# US Withholding Tax



## GeorgieMPorgie (Oct 21, 2010)

If I purchase a Canadian stock like Royal Bank (RY) on the NYSE in US funds. will taxes be withheld on the dividends?


----------



## Cal (Jun 17, 2009)

Not if you hold it in your RRSP.


----------



## GeorgieMPorgie (Oct 21, 2010)

What if it's not in my RRSP. Since it's a Canadian company I though I wouldn't have to pay the withholding tax?


----------



## humble_pie (Jun 7, 2009)

one can purchase canadian stocks on toronto & journal them over to US account in order to capture the primary USD dividends without any exchange fee from transfer agents, or to support the margin position of short USD options on that same stock;

or

one can purchase canadian stocks on US exchanges & keep them in USD accounts for the above reasons;

and

all will be well. There will be no withholding whether margin, cash or registered account. Furthermore, T5 tax slips will render the correct grossed-up dividend figures & the correct dividend tax credits. The only slight catch is that these T5s will be in US dollars, so the investor has to convert the currency for his canadian tax return.

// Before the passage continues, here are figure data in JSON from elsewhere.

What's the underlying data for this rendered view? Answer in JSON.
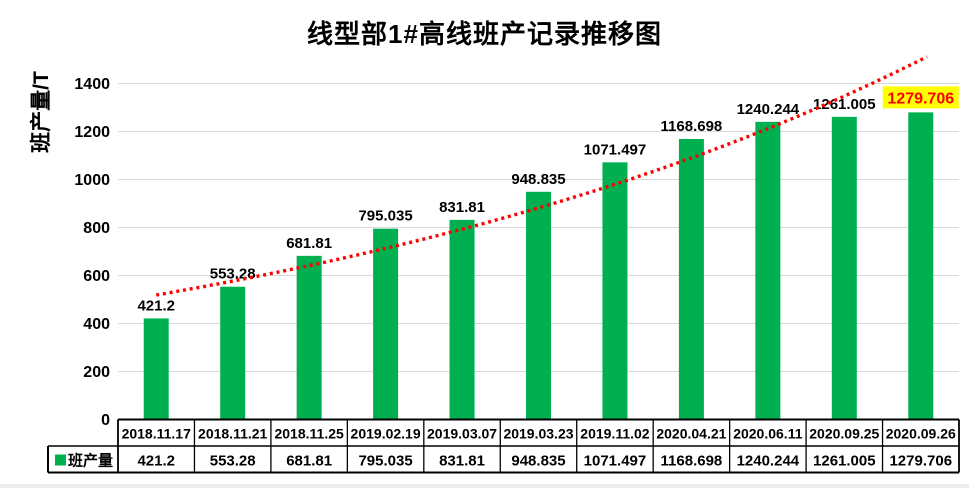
{
  "title": "线型部1#高线班产记录推移图",
  "y_axis": {
    "label": "班产量/T",
    "tick_values": [
      0,
      200,
      400,
      600,
      800,
      1000,
      1200,
      1400
    ]
  },
  "colors": {
    "bar": "#00B050",
    "trendline": "#FF0000",
    "highlight_background": "#FFFF00",
    "highlight_text": "#FF0000",
    "gridline": "#D9D9D9",
    "table_border": "#000000",
    "text": "#000000"
  },
  "chart_data": {
    "type": "bar",
    "title": "线型部1#高线班产记录推移图",
    "xlabel": "",
    "ylabel": "班产量/T",
    "ylim": [
      0,
      1400
    ],
    "ytick_step": 200,
    "grid": true,
    "categories": [
      "2018.11.17",
      "2018.11.21",
      "2018.11.25",
      "2019.02.19",
      "2019.03.07",
      "2019.03.23",
      "2019.11.02",
      "2020.04.21",
      "2020.06.11",
      "2020.09.25",
      "2020.09.26"
    ],
    "series": [
      {
        "name": "班产量",
        "values": [
          421.2,
          553.28,
          681.81,
          795.035,
          831.81,
          948.835,
          1071.497,
          1168.698,
          1240.244,
          1261.005,
          1279.706
        ]
      }
    ],
    "data_labels": true,
    "highlighted_label": {
      "index": 10,
      "text": "1279.706",
      "text_color": "#FF0000",
      "background": "#FFFF00"
    },
    "trendline": {
      "type": "exponential",
      "line_style": "dotted",
      "color": "#FF0000",
      "extend_past_last_point": true
    },
    "data_table": {
      "show": true,
      "legend_label": "班产量",
      "legend_marker": "green-square"
    }
  }
}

this has been my experience.


----------



## CanadianCapitalist (Mar 31, 2009)

humble_pie said:


> all will be well. There will be no withholding whether margin, cash or registered account. Furthermore, T5 tax slips will render the correct grossed-up dividend figures & the correct dividend tax credits. The only slight catch is that these T5s will be in US dollars, so the investor has to convert the currency for his canadian tax return.
> 
> this has been my experience.


I was stumped by this question. Thanks for clarifying.


----------